Where I part ways with Laura is here: If the service was legitimately bad, then a lower tip or, under certain circumstances no tip, is acceptable. There was one time in my life where I did not leave a tip. I was trying out a new restaurant in my neighborhood for brunch with two friends. Only one other table was occupied, and the manager, bartender and two waitresses were very occupied with whatever sports game was on TV. We sat down, ordered and waited 90 minutes for our food. During that 90 minutes we asked repeatedly what the status was — if it was coming soon or if we should go elsewhere. We were told it’s “on its way any second.” I also ordered a coffee, which I had to get up and ask the waitress to refill twice (same with water). Each time she looked annoyed for my interrupting her game-watching. Finally, after an hour and a half, our food came — and everything was ice cold. The eggs were congealed. The burger was a hockey puck. So we asked to speak to the manager, explained that we had been there for 90 minutes without food and now were served cold dishes, and said we were leaving without eating. I left $5 for the coffee (and a tip on the service for the coffee and the water).

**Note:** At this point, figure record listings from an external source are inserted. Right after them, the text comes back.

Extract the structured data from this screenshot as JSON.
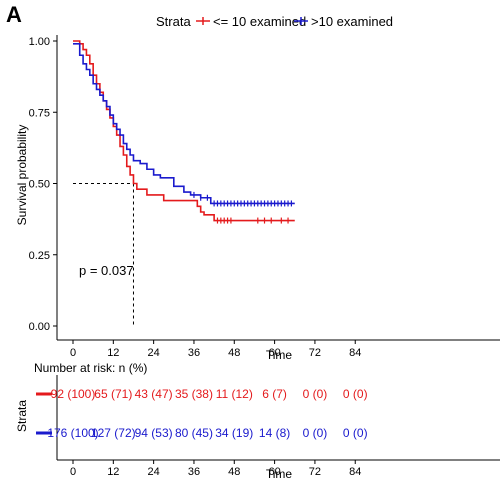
{
  "panel_label": "A",
  "colors": {
    "group1": "#e41a1c",
    "group2": "#1a1acd",
    "text": "#000000",
    "axis": "#000000"
  },
  "chart_data": [
    {
      "type": "line",
      "subtype": "kaplan-meier",
      "title": "",
      "xlabel": "Time",
      "ylabel": "Survival probability",
      "xlim": [
        -5,
        88
      ],
      "ylim": [
        0,
        1.05
      ],
      "x_ticks": [
        0,
        12,
        24,
        36,
        48,
        60,
        72,
        84
      ],
      "y_ticks": [
        0.0,
        0.25,
        0.5,
        0.75,
        1.0
      ],
      "y_tick_labels": [
        "0.00",
        "0.25",
        "0.50",
        "0.75",
        "1.00"
      ],
      "grid": false,
      "legend": {
        "title": "Strata",
        "position": "top",
        "entries": [
          "<= 10 examined",
          ">10 examined"
        ]
      },
      "annotation": "p = 0.037",
      "median_survival": {
        "y": 0.5,
        "x": 18
      },
      "series": [
        {
          "name": "<= 10 examined",
          "color": "#e41a1c",
          "steps": [
            [
              0,
              1.0
            ],
            [
              2,
              0.99
            ],
            [
              3,
              0.97
            ],
            [
              4,
              0.95
            ],
            [
              5,
              0.92
            ],
            [
              6,
              0.88
            ],
            [
              7,
              0.85
            ],
            [
              8,
              0.82
            ],
            [
              9,
              0.79
            ],
            [
              10,
              0.76
            ],
            [
              11,
              0.73
            ],
            [
              12,
              0.7
            ],
            [
              13,
              0.67
            ],
            [
              14,
              0.63
            ],
            [
              15,
              0.6
            ],
            [
              16,
              0.56
            ],
            [
              17,
              0.53
            ],
            [
              18,
              0.5
            ],
            [
              19,
              0.48
            ],
            [
              22,
              0.46
            ],
            [
              27,
              0.44
            ],
            [
              37,
              0.42
            ],
            [
              38,
              0.4
            ],
            [
              39,
              0.39
            ],
            [
              42,
              0.37
            ],
            [
              66,
              0.37
            ]
          ],
          "censor_x": [
            43,
            44,
            45,
            46,
            47,
            55,
            57,
            59,
            62,
            64
          ]
        },
        {
          "name": ">10 examined",
          "color": "#1a1acd",
          "steps": [
            [
              0,
              0.99
            ],
            [
              2,
              0.95
            ],
            [
              3,
              0.92
            ],
            [
              4,
              0.9
            ],
            [
              5,
              0.88
            ],
            [
              6,
              0.85
            ],
            [
              7,
              0.83
            ],
            [
              8,
              0.81
            ],
            [
              9,
              0.79
            ],
            [
              10,
              0.77
            ],
            [
              11,
              0.74
            ],
            [
              12,
              0.71
            ],
            [
              13,
              0.69
            ],
            [
              14,
              0.67
            ],
            [
              15,
              0.64
            ],
            [
              16,
              0.62
            ],
            [
              17,
              0.6
            ],
            [
              18,
              0.58
            ],
            [
              20,
              0.57
            ],
            [
              22,
              0.55
            ],
            [
              24,
              0.53
            ],
            [
              26,
              0.52
            ],
            [
              30,
              0.49
            ],
            [
              33,
              0.47
            ],
            [
              35,
              0.46
            ],
            [
              38,
              0.45
            ],
            [
              41,
              0.43
            ],
            [
              66,
              0.43
            ]
          ],
          "censor_x": [
            36,
            38,
            40,
            42,
            43,
            44,
            45,
            46,
            47,
            48,
            49,
            50,
            51,
            52,
            53,
            54,
            55,
            56,
            57,
            58,
            59,
            60,
            61,
            62,
            63,
            64,
            65
          ]
        }
      ]
    },
    {
      "type": "table",
      "title": "Number at risk: n (%)",
      "xlabel": "Time",
      "ylabel": "Strata",
      "x_ticks": [
        0,
        12,
        24,
        36,
        48,
        60,
        72,
        84
      ],
      "rows": [
        {
          "name": "<= 10 examined",
          "color": "#e41a1c",
          "values": [
            "92 (100)",
            "65 (71)",
            "43 (47)",
            "35 (38)",
            "11 (12)",
            "6 (7)",
            "0 (0)",
            "0 (0)"
          ]
        },
        {
          "name": ">10 examined",
          "color": "#1a1acd",
          "values": [
            "176 (100)",
            "127 (72)",
            "94 (53)",
            "80 (45)",
            "34 (19)",
            "14 (8)",
            "0 (0)",
            "0 (0)"
          ]
        }
      ]
    }
  ]
}
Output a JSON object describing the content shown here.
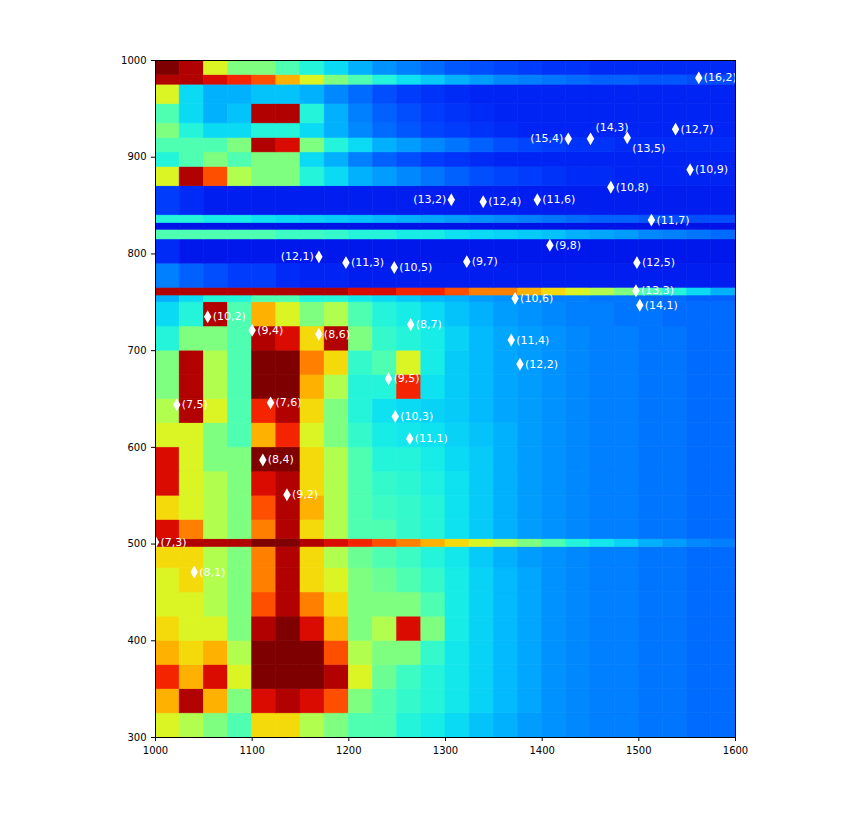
{
  "chart_data": {
    "type": "heatmap",
    "xlim": [
      1000,
      1600
    ],
    "ylim": [
      300,
      1000
    ],
    "xticks": [
      1000,
      1100,
      1200,
      1300,
      1400,
      1500,
      1600
    ],
    "yticks": [
      300,
      400,
      500,
      600,
      700,
      800,
      900,
      1000
    ],
    "x_edges": [
      1000,
      1025,
      1050,
      1075,
      1100,
      1125,
      1150,
      1175,
      1200,
      1225,
      1250,
      1275,
      1300,
      1325,
      1350,
      1375,
      1400,
      1425,
      1450,
      1475,
      1500,
      1525,
      1550,
      1575,
      1600
    ],
    "y_edges": [
      300,
      325,
      350,
      375,
      400,
      425,
      450,
      475,
      497,
      505,
      525,
      550,
      575,
      600,
      625,
      650,
      675,
      700,
      725,
      750,
      757,
      765,
      790,
      815,
      825,
      832,
      840,
      870,
      890,
      905,
      920,
      935,
      955,
      975,
      985,
      1000
    ],
    "color_range": [
      0,
      10
    ],
    "z": [
      [
        6,
        5.5,
        5,
        4.5,
        6.5,
        6.5,
        5.5,
        5,
        4.5,
        4.5,
        4,
        3.8,
        3.5,
        3.2,
        3,
        2.8,
        2.7,
        2.6,
        2.5,
        2.5,
        2.4,
        2.4,
        2.3,
        2.3
      ],
      [
        7,
        9.5,
        7,
        5,
        9,
        9.5,
        9,
        8,
        5,
        4.5,
        4.2,
        4,
        3.7,
        3.4,
        3.1,
        2.9,
        2.7,
        2.6,
        2.5,
        2.5,
        2.4,
        2.4,
        2.3,
        2.3
      ],
      [
        8.5,
        7,
        9,
        6,
        10,
        10,
        10,
        9.5,
        6,
        4.8,
        4.3,
        4,
        3.7,
        3.4,
        3.1,
        2.9,
        2.7,
        2.6,
        2.5,
        2.5,
        2.4,
        2.4,
        2.3,
        2.3
      ],
      [
        7,
        6.5,
        7,
        5.5,
        10,
        10,
        10,
        8,
        5.5,
        5,
        5,
        4.2,
        3.7,
        3.4,
        3.1,
        2.9,
        2.7,
        2.6,
        2.5,
        2.5,
        2.4,
        2.4,
        2.3,
        2.3
      ],
      [
        6.5,
        6,
        6,
        5,
        9.5,
        10,
        9,
        7,
        5,
        5.5,
        9,
        5,
        3.8,
        3.4,
        3.1,
        2.9,
        2.7,
        2.6,
        2.5,
        2.5,
        2.4,
        2.4,
        2.3,
        2.3
      ],
      [
        6,
        6,
        5.5,
        5,
        8,
        9.5,
        7.5,
        6.5,
        5,
        5,
        5,
        4.5,
        3.8,
        3.4,
        3.1,
        2.9,
        2.7,
        2.6,
        2.5,
        2.5,
        2.4,
        2.4,
        2.3,
        2.3
      ],
      [
        6,
        6.5,
        5.5,
        5,
        7.5,
        9.5,
        6.5,
        6,
        5,
        4.8,
        4.5,
        4.2,
        3.8,
        3.4,
        3.1,
        2.9,
        2.7,
        2.6,
        2.5,
        2.5,
        2.4,
        2.4,
        2.3,
        2.3
      ],
      [
        6.5,
        6.5,
        5.5,
        5,
        7.5,
        9.5,
        6.5,
        5.5,
        4.8,
        4.5,
        4.3,
        4,
        3.7,
        3.3,
        3,
        2.8,
        2.7,
        2.6,
        2.5,
        2.5,
        2.4,
        2.4,
        2.3,
        2.3
      ],
      [
        9.5,
        9.5,
        9.5,
        9.5,
        10,
        10,
        9.5,
        9,
        8.5,
        8,
        7.5,
        7,
        6.5,
        6,
        5.5,
        5,
        4.5,
        4,
        3.7,
        3.4,
        3,
        2.8,
        2.6,
        2.5
      ],
      [
        9,
        7.5,
        5.5,
        5,
        7.5,
        9.5,
        6.5,
        5.5,
        4.5,
        4.5,
        4.2,
        4,
        3.6,
        3.3,
        3,
        2.8,
        2.7,
        2.6,
        2.5,
        2.5,
        2.4,
        2.4,
        2.3,
        2.3
      ],
      [
        6.5,
        6,
        5.5,
        5,
        8,
        9.5,
        7,
        5.5,
        4.5,
        4.3,
        4.2,
        4,
        3.6,
        3.3,
        3,
        2.8,
        2.7,
        2.6,
        2.5,
        2.5,
        2.4,
        2.4,
        2.3,
        2.3
      ],
      [
        9,
        6,
        5.5,
        5,
        9,
        9.5,
        6.5,
        5.5,
        4.5,
        4.2,
        4.1,
        3.9,
        3.6,
        3.3,
        3,
        2.8,
        2.7,
        2.6,
        2.5,
        2.5,
        2.4,
        2.4,
        2.3,
        2.3
      ],
      [
        9,
        6,
        5,
        5,
        10,
        10,
        6.5,
        5.5,
        4.5,
        4,
        4,
        3.8,
        3.5,
        3.3,
        3,
        2.8,
        2.7,
        2.6,
        2.5,
        2.5,
        2.4,
        2.4,
        2.3,
        2.3
      ],
      [
        6,
        6,
        5,
        4.5,
        7,
        8.5,
        6,
        5,
        4.2,
        3.8,
        3.7,
        3.6,
        3.4,
        3.2,
        3,
        2.8,
        2.7,
        2.6,
        2.5,
        2.5,
        2.4,
        2.4,
        2.3,
        2.3
      ],
      [
        5.5,
        9.5,
        6,
        4.5,
        8.5,
        9.5,
        6.5,
        5,
        4,
        3.6,
        3.5,
        3.4,
        3.3,
        3.1,
        2.9,
        2.8,
        2.7,
        2.6,
        2.5,
        2.5,
        2.4,
        2.4,
        2.3,
        2.3
      ],
      [
        5,
        9.5,
        5.5,
        4.5,
        10,
        10,
        7,
        5.5,
        4,
        4,
        8.5,
        3.6,
        3.3,
        3.1,
        2.9,
        2.8,
        2.7,
        2.6,
        2.5,
        2.5,
        2.4,
        2.4,
        2.3,
        2.3
      ],
      [
        5,
        9.5,
        5.5,
        4.5,
        10,
        10,
        7.5,
        6.5,
        4.2,
        4.5,
        6,
        3.8,
        3.3,
        3.1,
        2.9,
        2.8,
        2.7,
        2.6,
        2.5,
        2.5,
        2.4,
        2.4,
        2.3,
        2.3
      ],
      [
        4,
        5,
        5,
        4.5,
        9.5,
        9,
        6.5,
        9.5,
        5,
        4.2,
        4,
        3.8,
        3.4,
        3.1,
        2.9,
        2.8,
        2.7,
        2.6,
        2.5,
        2.5,
        2.4,
        2.4,
        2.3,
        2.3
      ],
      [
        3.5,
        4,
        9.5,
        4.5,
        7,
        6,
        5,
        5.5,
        4.5,
        4,
        3.8,
        3.5,
        3.2,
        3,
        2.8,
        2.7,
        2.6,
        2.5,
        2.5,
        2.4,
        2.4,
        2.3,
        2.3,
        2.3
      ],
      [
        3,
        3.5,
        4,
        4,
        4.5,
        4.5,
        4,
        4,
        3.7,
        3.5,
        3.3,
        3.1,
        3,
        2.8,
        2.7,
        2.6,
        2.5,
        2.5,
        2.4,
        2.4,
        2.3,
        2.3,
        2.2,
        2.2
      ],
      [
        9.5,
        9.5,
        9.5,
        9.5,
        9.5,
        9.5,
        9.5,
        9.5,
        9,
        9,
        8.5,
        8.5,
        8,
        7.5,
        7.5,
        7,
        6.5,
        6,
        5.5,
        5,
        4.5,
        4,
        3.5,
        3
      ],
      [
        2.5,
        2.2,
        2,
        1.8,
        1.8,
        1.6,
        1.5,
        1.5,
        1.4,
        1.4,
        1.4,
        1.4,
        1.4,
        1.4,
        1.4,
        1.4,
        1.4,
        1.4,
        1.4,
        1.4,
        1.4,
        1.4,
        1.4,
        1.4
      ],
      [
        1.6,
        1.3,
        1.3,
        1.3,
        1.3,
        1.3,
        1.3,
        1.3,
        1.3,
        1.3,
        1.3,
        1.3,
        1.3,
        1.3,
        1.3,
        1.3,
        1.3,
        1.3,
        1.3,
        1.3,
        1.3,
        1.3,
        1.3,
        1.3
      ],
      [
        4.5,
        4.5,
        4.5,
        4.5,
        4.5,
        4.3,
        4.3,
        4.2,
        4,
        4,
        3.8,
        3.8,
        3.6,
        3.5,
        3.4,
        3.3,
        3.2,
        3,
        2.9,
        2.8,
        2.6,
        2.5,
        2.4,
        2.3
      ],
      [
        1.2,
        1.2,
        1.2,
        1.2,
        1.2,
        1.2,
        1.2,
        1.2,
        1.2,
        1.2,
        1.2,
        1.2,
        1.2,
        1.2,
        1.2,
        1.2,
        1.2,
        1.2,
        1.2,
        1.2,
        1.2,
        1.2,
        1.2,
        1.2
      ],
      [
        4,
        4,
        3.8,
        3.8,
        3.6,
        3.5,
        3.4,
        3.3,
        3.2,
        3.1,
        3,
        2.9,
        2.8,
        2.7,
        2.6,
        2.5,
        2.4,
        2.3,
        2.2,
        2.2,
        2.1,
        2,
        2,
        2
      ],
      [
        1.8,
        1.6,
        1.4,
        1.4,
        1.4,
        1.4,
        1.4,
        1.4,
        1.4,
        1.4,
        1.4,
        1.4,
        1.4,
        1.4,
        1.4,
        1.4,
        1.4,
        1.4,
        1.4,
        1.4,
        1.4,
        1.4,
        1.4,
        1.4
      ],
      [
        6,
        9.5,
        8,
        5.5,
        5,
        5,
        4,
        3.5,
        3,
        2.8,
        2.6,
        2.4,
        2.2,
        2,
        1.9,
        1.8,
        1.7,
        1.6,
        1.6,
        1.5,
        1.5,
        1.5,
        1.5,
        1.5
      ],
      [
        4,
        4.5,
        5,
        4.5,
        5,
        5,
        3.5,
        3,
        2.5,
        2.2,
        2,
        1.8,
        1.7,
        1.6,
        1.5,
        1.5,
        1.5,
        1.5,
        1.5,
        1.5,
        1.5,
        1.5,
        1.5,
        1.5
      ],
      [
        4.5,
        4.5,
        4.5,
        5,
        9.5,
        9,
        5,
        4,
        3.5,
        3,
        2.8,
        2.6,
        2.4,
        2.2,
        2,
        1.9,
        1.8,
        1.7,
        1.7,
        1.6,
        1.6,
        1.6,
        1.6,
        1.6
      ],
      [
        5,
        4,
        3.5,
        3.5,
        4,
        4,
        3.5,
        3,
        2.6,
        2.3,
        2.1,
        1.9,
        1.8,
        1.7,
        1.6,
        1.5,
        1.5,
        1.5,
        1.5,
        1.5,
        1.5,
        1.5,
        1.5,
        1.5
      ],
      [
        4.5,
        3.5,
        3,
        3.2,
        9.5,
        9.5,
        4,
        3,
        2.5,
        2.2,
        2,
        1.8,
        1.7,
        1.6,
        1.5,
        1.5,
        1.5,
        1.5,
        1.5,
        1.5,
        1.5,
        1.5,
        1.5,
        1.5
      ],
      [
        6,
        3.5,
        3,
        3,
        3.2,
        3.2,
        3,
        2.6,
        2.3,
        2,
        1.8,
        1.7,
        1.6,
        1.5,
        1.5,
        1.5,
        1.5,
        1.5,
        1.5,
        1.5,
        1.5,
        1.5,
        1.5,
        1.5
      ],
      [
        9.5,
        9.5,
        9,
        8.5,
        8,
        7,
        6,
        5,
        4.5,
        4,
        3.6,
        3.3,
        3,
        2.8,
        2.6,
        2.5,
        2.4,
        2.3,
        2.2,
        2.2,
        2.1,
        2.1,
        2,
        2
      ],
      [
        10,
        9.5,
        6,
        5,
        5,
        4.5,
        4,
        3.5,
        3,
        2.7,
        2.5,
        2.3,
        2.1,
        2,
        1.9,
        1.8,
        1.7,
        1.7,
        1.6,
        1.6,
        1.6,
        1.6,
        1.6,
        1.6
      ]
    ],
    "marker": "diamond",
    "annotations": [
      {
        "text": "(16,2)",
        "x": 1562,
        "y": 982
      },
      {
        "text": "(15,4)",
        "x": 1427,
        "y": 919
      },
      {
        "text": "(14,3)",
        "x": 1450,
        "y": 919
      },
      {
        "text": "(13,5)",
        "x": 1488,
        "y": 920
      },
      {
        "text": "(12,7)",
        "x": 1538,
        "y": 929
      },
      {
        "text": "(10,9)",
        "x": 1553,
        "y": 887
      },
      {
        "text": "(10,8)",
        "x": 1471,
        "y": 869
      },
      {
        "text": "(11,6)",
        "x": 1395,
        "y": 856
      },
      {
        "text": "(13,2)",
        "x": 1306,
        "y": 856
      },
      {
        "text": "(12,4)",
        "x": 1339,
        "y": 854
      },
      {
        "text": "(11,7)",
        "x": 1513,
        "y": 835
      },
      {
        "text": "(9,8)",
        "x": 1408,
        "y": 809
      },
      {
        "text": "(12,1)",
        "x": 1169,
        "y": 797
      },
      {
        "text": "(11,3)",
        "x": 1197,
        "y": 791
      },
      {
        "text": "(10,5)",
        "x": 1247,
        "y": 786
      },
      {
        "text": "(9,7)",
        "x": 1322,
        "y": 792
      },
      {
        "text": "(12,5)",
        "x": 1498,
        "y": 791
      },
      {
        "text": "(13,3)",
        "x": 1497,
        "y": 762
      },
      {
        "text": "(14,1)",
        "x": 1501,
        "y": 747
      },
      {
        "text": "(10,6)",
        "x": 1372,
        "y": 754
      },
      {
        "text": "(10,2)",
        "x": 1054,
        "y": 735
      },
      {
        "text": "(9,4)",
        "x": 1100,
        "y": 721
      },
      {
        "text": "(8,6)",
        "x": 1169,
        "y": 717
      },
      {
        "text": "(8,7)",
        "x": 1264,
        "y": 727
      },
      {
        "text": "(11,4)",
        "x": 1368,
        "y": 711
      },
      {
        "text": "(12,2)",
        "x": 1377,
        "y": 686
      },
      {
        "text": "(9,5)",
        "x": 1241,
        "y": 671
      },
      {
        "text": "(7,5)",
        "x": 1022,
        "y": 644
      },
      {
        "text": "(7,6)",
        "x": 1119,
        "y": 646
      },
      {
        "text": "(10,3)",
        "x": 1248,
        "y": 632
      },
      {
        "text": "(11,1)",
        "x": 1263,
        "y": 609
      },
      {
        "text": "(8,4)",
        "x": 1111,
        "y": 587
      },
      {
        "text": "(9,2)",
        "x": 1136,
        "y": 551
      },
      {
        "text": "(7,3)",
        "x": 1000,
        "y": 502
      },
      {
        "text": "(8,1)",
        "x": 1040,
        "y": 471
      }
    ]
  }
}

For me, that’s the level of poor service that it takes to get no tip (or a really low tip). If your waitress makes a racist joke or something, then yeah, no tip there either. And honestly if someone is rude (which happens fairly regularly when you walk into a restaurant with another 20-something woman — the assumption, I guess, is you won’t eat enough) I’ll tip more like 15%. Eye-rolling at the amount we’re ordering, lingering at the bar chatting while our food or drinks are sitting there and we’re waiting, taking away one person’s plate while others at the table are still eating… those things are very annoying and then maybe a tip will be 15-18%, because waiting tables is still a service industry job and part of your job is attending to it without being an asshole. But an insufficient number of smiles or a thing the waitress has no control over (noise levels, the kid at the table next to you) is not a reason to lower your tip. Oh and if you’re doing things that make the waitstaff’s job harder — coming in with a big group, coming in with a kid, staying for a long time — tip more.
Basically, you should be tipping, because someone needs that money to live.